Oogenesis occurs by meiosis as well, but with some modifications. First of all, it would not be good for females to make millions of ova, since a female cannot carry millions of fetuses! Instead, no more than one ovum per month should be made. Because of this, females do not need to have constant mitosis of their germ cells occurring-- it is OK that once a germ cell is used it is not replenished. Secondly, the ova need to contain a lot of nutrients (to get the embryo through its first set of divisions), so these cells need to be big. Finally, it turns out that meiosis is only completed when producing an egg that is fertilized. Let's go through these ideas a bit more.
In an ovary are millions of oocytes. An oocyte is not the same thing as a germ cell. The germ cells develop in the fetus and before birth begin meiosis, and then freeze right at the start of the first meiotic division. These cells are stopped in prophase I of meiosis I, and are called primary oocytes. They lie within the ovaries surrounded by other cells, the follicular cells. The primary oocyte plus its follicular cells comprise the primary follicle.
Only when signalled by hormones, one single primary oocyte (of all those in both ovaries) picks up meiosis where it left off. It finishes its first meiotic division. It does this by dividing its genetic material appropriately for meiosis I, but then undergoing cytokinesis differently.
Cytokinesis is the physical separation of the daughter cells into two completely unattached cells. It occurs via a cleavage furrow. During mitosis and spermatogenesis, cytokinesis of the two daughter cells occurs right down the middle of the parent cell (symmetrical cytokinesis); but during oogenesis, cytokinesis occurs unevenly (asymmetrical cytokinesis). This is shown for you in the following two animations:
Why is it important that asymmetrical cytokinesis occurs in oogenesis? The primary oocyte is a very large cell containing many nutrients that will be important for the early mitotic divisions of the zygote (as it grows into an embryo). When the cell divides during meiosis, only one of the daughter cells can become the ovum-- we only want one ovum per month! So, the one cell that is destined to become the ovum (out of 4 potential daughter cells) is the only one that should get the nutrients. And it should get ALL of the nutrients! We want to start our zygote off well! This means that the other cells do not need much of the nutrient-rich cytoplasm.

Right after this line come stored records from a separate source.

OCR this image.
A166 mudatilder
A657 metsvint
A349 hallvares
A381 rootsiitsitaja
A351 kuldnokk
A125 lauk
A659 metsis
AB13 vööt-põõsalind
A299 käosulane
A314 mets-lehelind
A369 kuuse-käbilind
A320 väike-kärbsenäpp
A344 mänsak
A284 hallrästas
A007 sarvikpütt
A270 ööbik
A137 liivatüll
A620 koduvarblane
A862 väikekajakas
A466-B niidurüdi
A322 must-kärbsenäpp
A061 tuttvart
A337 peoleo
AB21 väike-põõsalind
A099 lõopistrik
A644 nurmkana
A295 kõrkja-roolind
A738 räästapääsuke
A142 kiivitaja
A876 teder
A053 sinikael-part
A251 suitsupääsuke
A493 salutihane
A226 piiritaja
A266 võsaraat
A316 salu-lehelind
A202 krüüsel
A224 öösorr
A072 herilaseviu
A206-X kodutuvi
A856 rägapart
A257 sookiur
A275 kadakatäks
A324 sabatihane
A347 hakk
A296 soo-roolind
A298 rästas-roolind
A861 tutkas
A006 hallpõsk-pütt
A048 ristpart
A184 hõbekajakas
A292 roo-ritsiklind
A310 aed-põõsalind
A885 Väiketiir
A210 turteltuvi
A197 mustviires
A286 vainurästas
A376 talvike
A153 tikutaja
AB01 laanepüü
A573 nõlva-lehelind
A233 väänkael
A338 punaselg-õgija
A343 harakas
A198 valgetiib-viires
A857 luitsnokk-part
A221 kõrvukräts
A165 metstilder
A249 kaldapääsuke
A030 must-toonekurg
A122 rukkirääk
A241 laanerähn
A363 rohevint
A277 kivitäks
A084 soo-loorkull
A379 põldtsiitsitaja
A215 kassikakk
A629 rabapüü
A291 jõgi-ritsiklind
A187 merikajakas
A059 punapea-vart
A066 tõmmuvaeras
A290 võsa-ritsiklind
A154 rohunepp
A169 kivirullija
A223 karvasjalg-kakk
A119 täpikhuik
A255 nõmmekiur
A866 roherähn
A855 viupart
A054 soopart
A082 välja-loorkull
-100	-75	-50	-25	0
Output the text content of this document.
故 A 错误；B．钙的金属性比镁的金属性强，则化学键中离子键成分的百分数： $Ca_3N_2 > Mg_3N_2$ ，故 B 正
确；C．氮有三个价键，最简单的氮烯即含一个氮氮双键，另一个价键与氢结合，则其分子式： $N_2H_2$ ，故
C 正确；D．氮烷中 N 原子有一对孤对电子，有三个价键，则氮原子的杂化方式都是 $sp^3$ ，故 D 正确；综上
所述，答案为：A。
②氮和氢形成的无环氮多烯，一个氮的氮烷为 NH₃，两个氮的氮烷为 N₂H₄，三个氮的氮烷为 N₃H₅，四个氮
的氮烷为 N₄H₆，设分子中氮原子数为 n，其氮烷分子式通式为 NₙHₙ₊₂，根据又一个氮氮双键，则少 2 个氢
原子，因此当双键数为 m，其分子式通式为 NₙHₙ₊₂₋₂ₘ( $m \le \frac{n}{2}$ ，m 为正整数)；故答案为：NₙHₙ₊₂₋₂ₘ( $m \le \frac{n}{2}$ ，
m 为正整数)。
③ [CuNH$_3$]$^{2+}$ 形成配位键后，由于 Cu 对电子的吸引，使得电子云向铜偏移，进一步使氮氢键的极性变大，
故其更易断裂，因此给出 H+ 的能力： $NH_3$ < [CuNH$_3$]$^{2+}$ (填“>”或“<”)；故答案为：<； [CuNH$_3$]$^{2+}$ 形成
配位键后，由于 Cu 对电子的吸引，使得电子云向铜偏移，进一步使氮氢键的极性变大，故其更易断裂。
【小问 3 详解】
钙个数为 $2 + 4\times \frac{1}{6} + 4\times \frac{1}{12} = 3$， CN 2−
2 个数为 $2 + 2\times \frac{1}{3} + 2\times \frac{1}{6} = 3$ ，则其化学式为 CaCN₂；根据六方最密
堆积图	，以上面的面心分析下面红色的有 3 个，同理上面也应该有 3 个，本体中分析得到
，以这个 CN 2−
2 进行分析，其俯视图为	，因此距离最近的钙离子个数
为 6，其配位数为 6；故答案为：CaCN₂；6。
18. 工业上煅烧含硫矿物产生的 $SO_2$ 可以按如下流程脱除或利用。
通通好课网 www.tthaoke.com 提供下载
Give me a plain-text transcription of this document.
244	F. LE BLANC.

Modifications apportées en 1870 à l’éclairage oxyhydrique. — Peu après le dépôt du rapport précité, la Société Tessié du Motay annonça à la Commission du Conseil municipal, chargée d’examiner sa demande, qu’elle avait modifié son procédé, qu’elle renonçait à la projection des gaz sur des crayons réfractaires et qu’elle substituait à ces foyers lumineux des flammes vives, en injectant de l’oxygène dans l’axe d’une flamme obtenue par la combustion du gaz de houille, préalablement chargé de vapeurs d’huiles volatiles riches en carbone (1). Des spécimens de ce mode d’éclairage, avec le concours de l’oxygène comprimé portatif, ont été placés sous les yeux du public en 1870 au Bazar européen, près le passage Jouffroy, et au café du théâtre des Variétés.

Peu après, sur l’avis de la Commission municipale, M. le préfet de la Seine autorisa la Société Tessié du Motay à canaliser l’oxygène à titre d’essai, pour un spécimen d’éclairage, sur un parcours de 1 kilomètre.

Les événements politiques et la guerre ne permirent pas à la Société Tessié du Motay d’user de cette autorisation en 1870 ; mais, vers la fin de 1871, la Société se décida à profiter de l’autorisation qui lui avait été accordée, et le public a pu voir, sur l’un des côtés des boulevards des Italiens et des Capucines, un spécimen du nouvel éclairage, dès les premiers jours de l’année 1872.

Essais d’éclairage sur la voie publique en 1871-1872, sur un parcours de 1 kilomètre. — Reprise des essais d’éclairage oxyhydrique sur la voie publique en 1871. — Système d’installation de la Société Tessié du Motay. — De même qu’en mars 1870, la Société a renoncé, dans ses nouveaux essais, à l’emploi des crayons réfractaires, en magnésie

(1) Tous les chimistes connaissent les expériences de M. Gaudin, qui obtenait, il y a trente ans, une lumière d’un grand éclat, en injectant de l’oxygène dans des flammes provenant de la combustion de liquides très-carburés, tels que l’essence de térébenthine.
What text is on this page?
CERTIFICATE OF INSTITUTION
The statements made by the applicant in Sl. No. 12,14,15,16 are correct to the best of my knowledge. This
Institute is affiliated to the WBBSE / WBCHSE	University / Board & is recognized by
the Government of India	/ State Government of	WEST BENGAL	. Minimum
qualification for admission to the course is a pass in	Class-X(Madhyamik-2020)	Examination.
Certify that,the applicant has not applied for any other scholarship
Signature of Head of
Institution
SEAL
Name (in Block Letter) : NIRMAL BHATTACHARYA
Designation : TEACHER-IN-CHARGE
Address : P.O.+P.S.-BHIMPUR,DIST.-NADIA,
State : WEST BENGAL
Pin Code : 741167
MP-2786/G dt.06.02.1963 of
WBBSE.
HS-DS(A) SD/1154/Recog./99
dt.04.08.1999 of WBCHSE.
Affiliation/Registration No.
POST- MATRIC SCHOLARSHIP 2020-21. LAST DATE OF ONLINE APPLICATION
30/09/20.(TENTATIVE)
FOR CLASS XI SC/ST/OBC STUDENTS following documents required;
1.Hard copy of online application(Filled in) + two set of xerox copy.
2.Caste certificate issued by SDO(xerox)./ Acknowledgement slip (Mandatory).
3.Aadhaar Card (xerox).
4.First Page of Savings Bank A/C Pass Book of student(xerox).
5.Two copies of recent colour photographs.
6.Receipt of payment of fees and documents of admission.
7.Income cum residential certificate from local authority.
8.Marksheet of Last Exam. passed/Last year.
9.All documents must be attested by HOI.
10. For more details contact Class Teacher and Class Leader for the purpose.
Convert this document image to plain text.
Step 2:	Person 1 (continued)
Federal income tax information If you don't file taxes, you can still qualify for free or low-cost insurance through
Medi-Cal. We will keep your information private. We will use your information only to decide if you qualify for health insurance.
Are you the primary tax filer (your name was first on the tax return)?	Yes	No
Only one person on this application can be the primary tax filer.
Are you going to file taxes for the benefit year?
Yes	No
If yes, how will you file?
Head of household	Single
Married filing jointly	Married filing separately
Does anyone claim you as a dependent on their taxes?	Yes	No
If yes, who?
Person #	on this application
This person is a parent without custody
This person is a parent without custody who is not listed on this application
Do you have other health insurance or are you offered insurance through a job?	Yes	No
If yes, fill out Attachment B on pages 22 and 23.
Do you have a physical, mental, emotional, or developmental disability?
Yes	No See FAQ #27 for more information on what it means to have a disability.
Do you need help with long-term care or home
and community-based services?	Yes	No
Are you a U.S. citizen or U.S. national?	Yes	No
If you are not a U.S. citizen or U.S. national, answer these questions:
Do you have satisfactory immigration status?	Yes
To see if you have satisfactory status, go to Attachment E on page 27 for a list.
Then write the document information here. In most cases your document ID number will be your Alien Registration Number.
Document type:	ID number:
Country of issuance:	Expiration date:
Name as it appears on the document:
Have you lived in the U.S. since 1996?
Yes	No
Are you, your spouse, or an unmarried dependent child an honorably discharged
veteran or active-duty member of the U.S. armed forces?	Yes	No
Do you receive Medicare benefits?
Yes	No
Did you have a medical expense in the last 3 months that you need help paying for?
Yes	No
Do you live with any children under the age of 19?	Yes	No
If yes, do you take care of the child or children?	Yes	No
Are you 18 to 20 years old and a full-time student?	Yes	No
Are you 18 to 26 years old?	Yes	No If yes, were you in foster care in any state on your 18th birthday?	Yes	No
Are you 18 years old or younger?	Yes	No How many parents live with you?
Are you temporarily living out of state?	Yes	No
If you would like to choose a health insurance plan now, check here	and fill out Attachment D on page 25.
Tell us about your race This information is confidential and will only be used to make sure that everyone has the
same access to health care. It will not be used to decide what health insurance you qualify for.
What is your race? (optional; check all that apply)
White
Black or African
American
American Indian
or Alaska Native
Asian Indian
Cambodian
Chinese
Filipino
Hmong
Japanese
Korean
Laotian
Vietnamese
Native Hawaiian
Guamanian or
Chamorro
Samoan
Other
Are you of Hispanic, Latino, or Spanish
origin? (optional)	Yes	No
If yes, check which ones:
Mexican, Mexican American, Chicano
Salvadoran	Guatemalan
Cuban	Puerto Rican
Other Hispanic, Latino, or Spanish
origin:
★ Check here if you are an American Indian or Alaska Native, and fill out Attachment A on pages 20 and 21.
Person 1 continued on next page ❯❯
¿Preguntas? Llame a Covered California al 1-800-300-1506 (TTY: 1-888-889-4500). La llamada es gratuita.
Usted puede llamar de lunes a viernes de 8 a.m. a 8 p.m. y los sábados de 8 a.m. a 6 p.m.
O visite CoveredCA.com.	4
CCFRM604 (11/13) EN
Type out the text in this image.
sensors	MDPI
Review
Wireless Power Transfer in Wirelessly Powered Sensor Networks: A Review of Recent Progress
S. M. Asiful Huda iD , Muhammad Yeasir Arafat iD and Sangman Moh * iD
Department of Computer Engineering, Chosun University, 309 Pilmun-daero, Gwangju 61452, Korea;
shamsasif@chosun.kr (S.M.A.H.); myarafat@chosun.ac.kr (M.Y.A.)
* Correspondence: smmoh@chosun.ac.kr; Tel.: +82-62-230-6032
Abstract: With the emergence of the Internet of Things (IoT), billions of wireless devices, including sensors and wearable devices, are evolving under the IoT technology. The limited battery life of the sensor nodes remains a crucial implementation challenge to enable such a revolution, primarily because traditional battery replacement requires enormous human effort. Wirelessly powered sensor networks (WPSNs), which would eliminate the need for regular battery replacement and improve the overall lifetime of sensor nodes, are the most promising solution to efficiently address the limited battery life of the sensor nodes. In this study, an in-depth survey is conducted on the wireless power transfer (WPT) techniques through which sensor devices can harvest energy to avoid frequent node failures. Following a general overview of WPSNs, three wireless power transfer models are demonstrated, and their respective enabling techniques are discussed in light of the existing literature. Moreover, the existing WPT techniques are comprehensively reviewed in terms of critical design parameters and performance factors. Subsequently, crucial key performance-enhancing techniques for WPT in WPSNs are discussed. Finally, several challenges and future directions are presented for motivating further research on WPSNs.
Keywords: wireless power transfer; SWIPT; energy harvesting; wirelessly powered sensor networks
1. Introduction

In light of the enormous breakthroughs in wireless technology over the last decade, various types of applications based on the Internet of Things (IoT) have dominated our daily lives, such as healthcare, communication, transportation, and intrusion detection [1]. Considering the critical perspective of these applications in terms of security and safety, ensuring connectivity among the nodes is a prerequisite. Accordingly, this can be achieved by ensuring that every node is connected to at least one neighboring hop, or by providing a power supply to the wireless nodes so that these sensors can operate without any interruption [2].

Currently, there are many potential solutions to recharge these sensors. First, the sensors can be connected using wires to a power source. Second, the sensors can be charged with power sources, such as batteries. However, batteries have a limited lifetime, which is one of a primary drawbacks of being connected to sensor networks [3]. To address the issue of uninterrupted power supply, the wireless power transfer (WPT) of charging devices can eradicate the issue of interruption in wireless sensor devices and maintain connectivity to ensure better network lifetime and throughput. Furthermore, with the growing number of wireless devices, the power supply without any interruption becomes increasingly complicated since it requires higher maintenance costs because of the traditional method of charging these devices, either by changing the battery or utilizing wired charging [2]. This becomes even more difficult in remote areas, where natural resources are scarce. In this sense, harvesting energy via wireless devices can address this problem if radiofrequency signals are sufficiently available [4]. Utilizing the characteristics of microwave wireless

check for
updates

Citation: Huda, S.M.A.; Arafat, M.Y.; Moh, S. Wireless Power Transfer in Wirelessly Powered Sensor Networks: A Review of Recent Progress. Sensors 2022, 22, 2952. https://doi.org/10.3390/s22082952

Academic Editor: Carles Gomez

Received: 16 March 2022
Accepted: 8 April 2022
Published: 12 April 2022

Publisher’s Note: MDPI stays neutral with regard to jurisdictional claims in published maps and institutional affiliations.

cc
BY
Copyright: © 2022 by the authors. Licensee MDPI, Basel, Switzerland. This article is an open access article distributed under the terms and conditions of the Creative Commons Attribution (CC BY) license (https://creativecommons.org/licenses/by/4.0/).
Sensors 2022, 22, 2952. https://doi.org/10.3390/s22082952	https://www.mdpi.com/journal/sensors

These tiny other cells are called polar bodies, and they do not last long. Polar bodies die pretty quickly. Just the ovum survives.
The large cell in the picture above is either the product of the first or second meiotic division that lives. If it is the product of the first meiotic division (where the parent cell was the primary oocyte) it is called the secondary oocyte. If it is the product of the second meiotic division (where the parent cell was the secondary oocyte) it is called the ovum. The terms secondary oocyte and ovum are NOT interchangeable-- they are different.
OK. Now let's get through all of meiosis. Females start off with millions of primary oocytes. Every month, one of these primary oocytes is hormonally stimulated to begin to enlarge and to complete the first meiotic division. (As it enlarges, the entire follicle enlarges-- this is shown in the ovulation web page... but the polar body is not included in the animation there). The oocyte is now a secondary oocyte, and its polar body will degenerate. The secondary oocyte is released from the ovary.
Once the secondary oocyte exits the ovary, it begins to travel down the uterine (fallopian) tube. If it does not encounter a spermatozoan, it never undergoes the second meiotic division. The second meiotic division only occurs when fertilization happens. That means that I, since I have never gotten pregnant, I have never had any of my oocytes finish meiosis! However, if the secondary oocyte comes in contact with a spermatozoan and fertilization begins, the secondary oocyte undergoes its second meiotic division to form the ovum (and another polar body). Now the ovum is ready to fuse with the spermatozoan.